Alguns resultados inesperados, perfeitamente
identificáveis, escancaram as carências da equipe, e se resta um consolo, nada
se decidiu em Bragança Paulista e ainda teremos mais 22 rodadas para arrumar a
rota.
Mãos à obra!
METAMORFOSE
Quem chamou a atenção para o fato foi o gente boa
Marcos da Trindade. Desde a partida com o Fluminense, um domingo, 19 de junho,
o Avaí só jogou nos fins de semana, ou seja, teve tempo de sobra para treinar e
enfrentar Palmeiras, Cuiabá e Red Bull Bragantino.

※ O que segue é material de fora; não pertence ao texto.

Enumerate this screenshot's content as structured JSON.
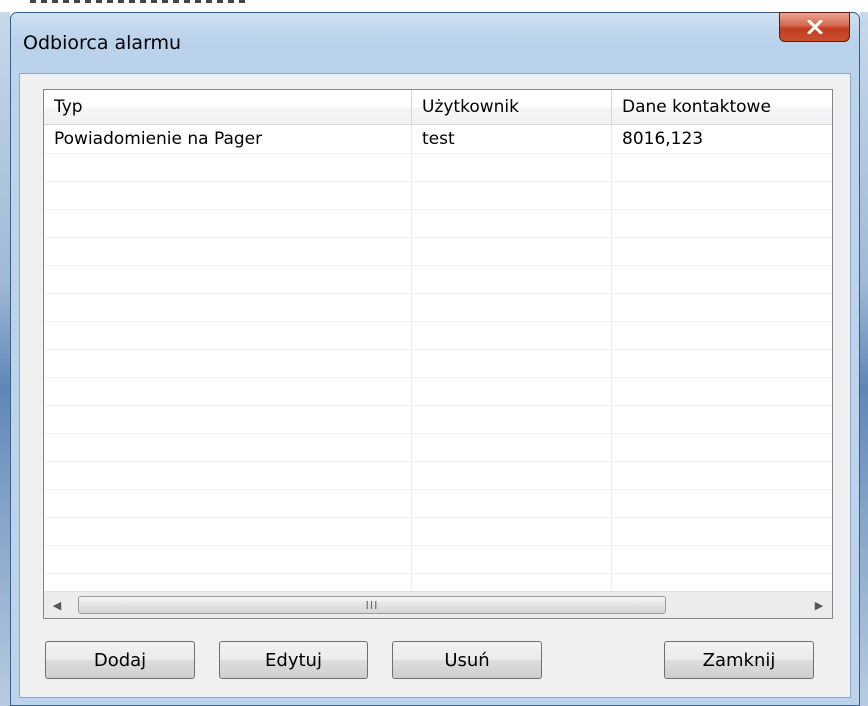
{
  "window": {
    "title": "Odbiorca alarmu"
  },
  "close": {
    "icon": "close-x-icon",
    "color": "#c9502f"
  },
  "list": {
    "columns": [
      "Typ",
      "Użytkownik",
      "Dane kontaktowe"
    ],
    "rows": [
      {
        "type": "Powiadomienie na Pager",
        "user": "test",
        "contact": "8016,123"
      }
    ]
  },
  "scrollbar": {
    "left_icon": "scroll-left-arrow-icon",
    "right_icon": "scroll-right-arrow-icon",
    "grip_icon": "grip-icon"
  },
  "buttons": {
    "add": "Dodaj",
    "edit": "Edytuj",
    "delete": "Usuń",
    "close": "Zamknij"
  }
}
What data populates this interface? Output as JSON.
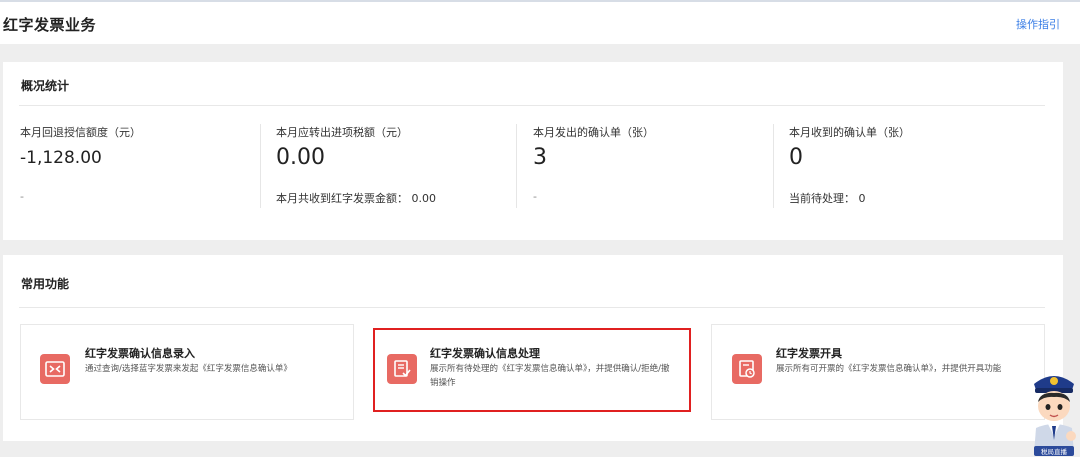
{
  "header": {
    "title": "红字发票业务",
    "guide_link": "操作指引"
  },
  "overview": {
    "title": "概况统计",
    "stats": [
      {
        "label": "本月回退授信额度（元）",
        "value": "-1,128.00",
        "sub": "-"
      },
      {
        "label": "本月应转出进项税额（元）",
        "value": "0.00",
        "sub": "本月共收到红字发票金额： 0.00"
      },
      {
        "label": "本月发出的确认单（张）",
        "value": "3",
        "sub": "-"
      },
      {
        "label": "本月收到的确认单（张）",
        "value": "0",
        "sub": "当前待处理： 0"
      }
    ]
  },
  "functions": {
    "title": "常用功能",
    "cards": [
      {
        "title": "红字发票确认信息录入",
        "desc": "通过查询/选择蓝字发票来发起《红字发票信息确认单》",
        "icon": "exchange-icon"
      },
      {
        "title": "红字发票确认信息处理",
        "desc_line1": "展示所有待处理的《红字发票信息确认单》，并提供确认/拒绝/撤",
        "desc_line2": "销操作",
        "icon": "document-check-icon"
      },
      {
        "title": "红字发票开具",
        "desc": "展示所有可开票的《红字发票信息确认单》，并提供开具功能",
        "icon": "invoice-clock-icon"
      }
    ]
  },
  "mascot": {
    "caption": "税局直播"
  },
  "colors": {
    "accent_blue": "#3a7ee6",
    "icon_red": "#e86a63",
    "selected_border": "#e02020",
    "background": "#eeeeee"
  }
}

Se tiveram esse tempo para treinar, qual a razão
para que o time ontem não tivesse aquela “garra” demonstrada em outras
partidas? E não foi só a questão da falta de garra, mas pelo fato de dar a
impressão de “andar em campo”...
CAMISA PESADA
Uma coisa é fazer um bom campeonato jogando por uma
equipe de menor expressão, com competições absolutamente “domésticas”, no que
podemos chamar de “província”...
Outra bem diferente é disputar a principal competição
do país, estando numa equipe que chama os holofotes para si, como o Avaí, que
mesmo no nosso chão, tem uma camisa que pesa barbaramente, afinal de contas, é
a camisa do maior de Santa Catarina.
Por isso mesmo, sem medo de errar, algumas “apostas”
se mostram tão acanhadas quando entram em campo para defender o Leão...
OBRIGAÇÃO
Todos os problemas do Avaí foram expostos nas duas
últimas rodadas, ressaltando-se aqui o primeiro tempo vitorioso contra o Cuiabá,
onde o Leão da Ilha mandou na partida, além de ter vencido por 1 a 0...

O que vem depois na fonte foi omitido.